Educational programming at the Young Scholars Academy will move at a rapid pace. The first year covers the equivalent of seventh and eighth grades; the second year covers ninth and 10th grade curricula; and the third year is the equivalent of the junior and senior years of high school. Students will take appropriate Advanced Placement assessments.

During the fourth and fifth years of the program, students will be doing university work through ASU’s New College of Interdisciplinary Arts and Sciences, based on the West campus. New College’s curriculum for university freshmen and sophomores emphasizes the integration of knowledge within and across disciplinary boundaries, helping students discover how forms of knowledge interrelate to produce meaningful solutions to today’s challenges.

When they complete the academy curriculum at age 17, students will be prepared to apply to continue their studies in any degree program on any ASU campus. They also may wish to augment their studies through Barrett, the Honors College, which is active on all campuses.

The cost of ASU tuition, fees and books is covered through the Young Scholars Academy’s $7,500 annual tuition cost. Scholarships are available for students whose families demonstrate financial need.

The Gary K. Herberger Young Scholars Academy is a private school operated under the auspices of University Public Schools, Inc., a nonprofit organization that works in collaboration with ASU to increase student achievement through innovation in K-12 schools.

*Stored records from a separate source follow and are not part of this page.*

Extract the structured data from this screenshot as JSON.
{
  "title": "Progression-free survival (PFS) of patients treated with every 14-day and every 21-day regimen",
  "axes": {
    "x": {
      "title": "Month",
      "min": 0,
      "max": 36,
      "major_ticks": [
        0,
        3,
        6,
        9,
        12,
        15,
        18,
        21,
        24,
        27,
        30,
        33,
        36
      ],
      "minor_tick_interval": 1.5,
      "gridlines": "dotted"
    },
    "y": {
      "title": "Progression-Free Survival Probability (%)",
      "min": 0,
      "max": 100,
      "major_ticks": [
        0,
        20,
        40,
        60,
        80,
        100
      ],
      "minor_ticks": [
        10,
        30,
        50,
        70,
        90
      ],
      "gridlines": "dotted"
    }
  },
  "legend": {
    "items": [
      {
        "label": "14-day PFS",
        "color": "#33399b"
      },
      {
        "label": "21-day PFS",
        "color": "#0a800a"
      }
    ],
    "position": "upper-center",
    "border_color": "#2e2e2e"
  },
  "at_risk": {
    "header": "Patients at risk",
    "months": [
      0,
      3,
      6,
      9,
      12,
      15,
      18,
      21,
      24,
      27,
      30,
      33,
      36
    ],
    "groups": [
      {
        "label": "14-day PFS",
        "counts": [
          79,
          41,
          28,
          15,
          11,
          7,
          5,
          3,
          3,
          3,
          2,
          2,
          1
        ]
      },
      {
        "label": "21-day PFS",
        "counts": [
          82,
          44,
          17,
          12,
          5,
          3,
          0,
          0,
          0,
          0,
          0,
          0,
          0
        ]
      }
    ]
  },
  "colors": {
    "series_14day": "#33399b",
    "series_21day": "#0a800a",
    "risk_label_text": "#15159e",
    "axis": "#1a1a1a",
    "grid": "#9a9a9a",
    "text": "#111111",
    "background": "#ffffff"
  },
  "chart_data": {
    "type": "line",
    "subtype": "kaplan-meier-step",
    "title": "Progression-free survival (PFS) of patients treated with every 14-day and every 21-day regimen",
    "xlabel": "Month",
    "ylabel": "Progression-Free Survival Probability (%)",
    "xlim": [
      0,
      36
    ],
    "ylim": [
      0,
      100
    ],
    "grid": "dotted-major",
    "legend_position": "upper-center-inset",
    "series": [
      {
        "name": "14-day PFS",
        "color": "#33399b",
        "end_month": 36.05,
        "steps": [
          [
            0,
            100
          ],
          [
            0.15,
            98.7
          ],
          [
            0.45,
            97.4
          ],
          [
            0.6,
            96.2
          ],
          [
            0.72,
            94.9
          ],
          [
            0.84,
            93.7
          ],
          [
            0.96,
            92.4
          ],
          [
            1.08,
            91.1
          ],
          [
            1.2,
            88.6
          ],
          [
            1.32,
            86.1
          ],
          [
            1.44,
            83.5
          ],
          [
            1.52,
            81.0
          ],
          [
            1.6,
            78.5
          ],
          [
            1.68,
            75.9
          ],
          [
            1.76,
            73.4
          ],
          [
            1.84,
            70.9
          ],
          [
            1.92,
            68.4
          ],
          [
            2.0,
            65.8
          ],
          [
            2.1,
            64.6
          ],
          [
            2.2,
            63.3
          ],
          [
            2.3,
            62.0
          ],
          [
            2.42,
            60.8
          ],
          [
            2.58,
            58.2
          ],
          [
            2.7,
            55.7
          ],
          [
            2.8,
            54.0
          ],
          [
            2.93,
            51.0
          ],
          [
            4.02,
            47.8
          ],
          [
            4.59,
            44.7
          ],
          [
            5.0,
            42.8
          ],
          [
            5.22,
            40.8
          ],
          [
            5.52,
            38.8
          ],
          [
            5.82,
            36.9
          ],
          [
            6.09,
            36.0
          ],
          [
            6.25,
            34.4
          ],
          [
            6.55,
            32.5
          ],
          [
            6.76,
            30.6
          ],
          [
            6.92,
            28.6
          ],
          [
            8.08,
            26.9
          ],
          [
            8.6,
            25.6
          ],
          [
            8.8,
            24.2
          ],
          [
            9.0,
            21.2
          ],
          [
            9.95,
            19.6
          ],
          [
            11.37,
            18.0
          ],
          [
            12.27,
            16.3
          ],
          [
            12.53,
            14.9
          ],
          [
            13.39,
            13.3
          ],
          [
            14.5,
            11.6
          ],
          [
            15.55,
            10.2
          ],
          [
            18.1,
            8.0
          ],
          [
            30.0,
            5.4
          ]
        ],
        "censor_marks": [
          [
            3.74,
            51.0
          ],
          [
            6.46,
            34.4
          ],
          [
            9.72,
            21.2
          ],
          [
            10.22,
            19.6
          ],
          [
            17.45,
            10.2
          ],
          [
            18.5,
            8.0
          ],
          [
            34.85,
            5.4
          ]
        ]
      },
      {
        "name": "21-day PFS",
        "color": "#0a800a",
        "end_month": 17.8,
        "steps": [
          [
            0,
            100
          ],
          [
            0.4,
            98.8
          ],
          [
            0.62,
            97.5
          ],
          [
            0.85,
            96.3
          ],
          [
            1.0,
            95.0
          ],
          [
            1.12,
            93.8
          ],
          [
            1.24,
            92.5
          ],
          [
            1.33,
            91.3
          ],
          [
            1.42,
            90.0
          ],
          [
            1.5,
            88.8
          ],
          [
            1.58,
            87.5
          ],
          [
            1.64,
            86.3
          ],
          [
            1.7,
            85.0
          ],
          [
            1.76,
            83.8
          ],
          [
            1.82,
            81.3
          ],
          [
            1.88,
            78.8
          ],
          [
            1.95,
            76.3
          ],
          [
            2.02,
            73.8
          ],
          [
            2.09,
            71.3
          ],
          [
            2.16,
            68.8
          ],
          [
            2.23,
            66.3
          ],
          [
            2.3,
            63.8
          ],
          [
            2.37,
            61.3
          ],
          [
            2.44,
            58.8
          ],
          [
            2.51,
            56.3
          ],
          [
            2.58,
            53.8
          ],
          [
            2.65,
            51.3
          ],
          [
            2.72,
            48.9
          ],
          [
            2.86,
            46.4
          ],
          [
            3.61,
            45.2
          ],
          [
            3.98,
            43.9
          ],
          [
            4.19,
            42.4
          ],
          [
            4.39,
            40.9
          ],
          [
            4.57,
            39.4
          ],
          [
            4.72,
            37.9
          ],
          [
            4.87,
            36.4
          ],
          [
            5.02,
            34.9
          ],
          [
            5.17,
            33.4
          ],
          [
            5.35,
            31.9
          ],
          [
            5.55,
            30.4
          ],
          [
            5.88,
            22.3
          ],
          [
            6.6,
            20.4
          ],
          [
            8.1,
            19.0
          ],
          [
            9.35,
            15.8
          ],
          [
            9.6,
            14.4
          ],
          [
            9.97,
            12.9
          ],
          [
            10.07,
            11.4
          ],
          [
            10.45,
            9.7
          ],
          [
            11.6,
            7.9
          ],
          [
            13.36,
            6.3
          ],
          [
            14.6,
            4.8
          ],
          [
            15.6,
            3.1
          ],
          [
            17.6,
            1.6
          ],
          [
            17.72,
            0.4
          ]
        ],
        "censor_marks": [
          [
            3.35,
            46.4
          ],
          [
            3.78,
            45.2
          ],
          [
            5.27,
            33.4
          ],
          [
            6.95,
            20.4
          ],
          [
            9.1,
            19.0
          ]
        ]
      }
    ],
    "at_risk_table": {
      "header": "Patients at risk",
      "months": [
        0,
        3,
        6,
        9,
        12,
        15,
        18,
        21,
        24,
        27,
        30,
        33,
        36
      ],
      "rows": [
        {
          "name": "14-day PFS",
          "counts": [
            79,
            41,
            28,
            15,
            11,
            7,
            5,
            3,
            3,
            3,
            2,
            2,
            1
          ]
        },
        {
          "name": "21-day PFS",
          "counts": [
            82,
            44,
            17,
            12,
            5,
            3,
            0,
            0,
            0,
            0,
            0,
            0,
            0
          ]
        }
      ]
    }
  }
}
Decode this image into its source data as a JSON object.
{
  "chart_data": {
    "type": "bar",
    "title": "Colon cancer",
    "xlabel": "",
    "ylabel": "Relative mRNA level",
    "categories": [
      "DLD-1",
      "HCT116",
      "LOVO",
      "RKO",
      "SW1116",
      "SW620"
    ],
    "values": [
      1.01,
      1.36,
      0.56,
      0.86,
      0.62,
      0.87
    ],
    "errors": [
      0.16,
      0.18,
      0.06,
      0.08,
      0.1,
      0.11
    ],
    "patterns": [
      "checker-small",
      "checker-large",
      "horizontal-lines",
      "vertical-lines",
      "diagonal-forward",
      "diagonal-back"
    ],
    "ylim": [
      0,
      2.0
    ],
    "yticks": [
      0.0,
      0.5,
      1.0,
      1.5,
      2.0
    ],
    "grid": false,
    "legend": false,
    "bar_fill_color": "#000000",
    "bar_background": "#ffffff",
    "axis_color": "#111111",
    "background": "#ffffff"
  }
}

For families interested in learning more about the academy, the following 90-minute information sessions are scheduled:

• 10 a.m., Saturday, Jan. 22, West campus, CLCC Building, Room 299;
• 6 p.m., Wednesday, Feb. 2, Tempe campus, EDC Building, Room 117;
• 10 a.m., Saturday, Feb. 26, Downtown Phoenix campus, MERCC Building, Room C103;
• 6 p.m., Wednesday, March 2, West campus, CLCC Building, Room 299;
• 10 a.m., Saturday, March 12, Polytechnic campus, PICHO Building, Room 150.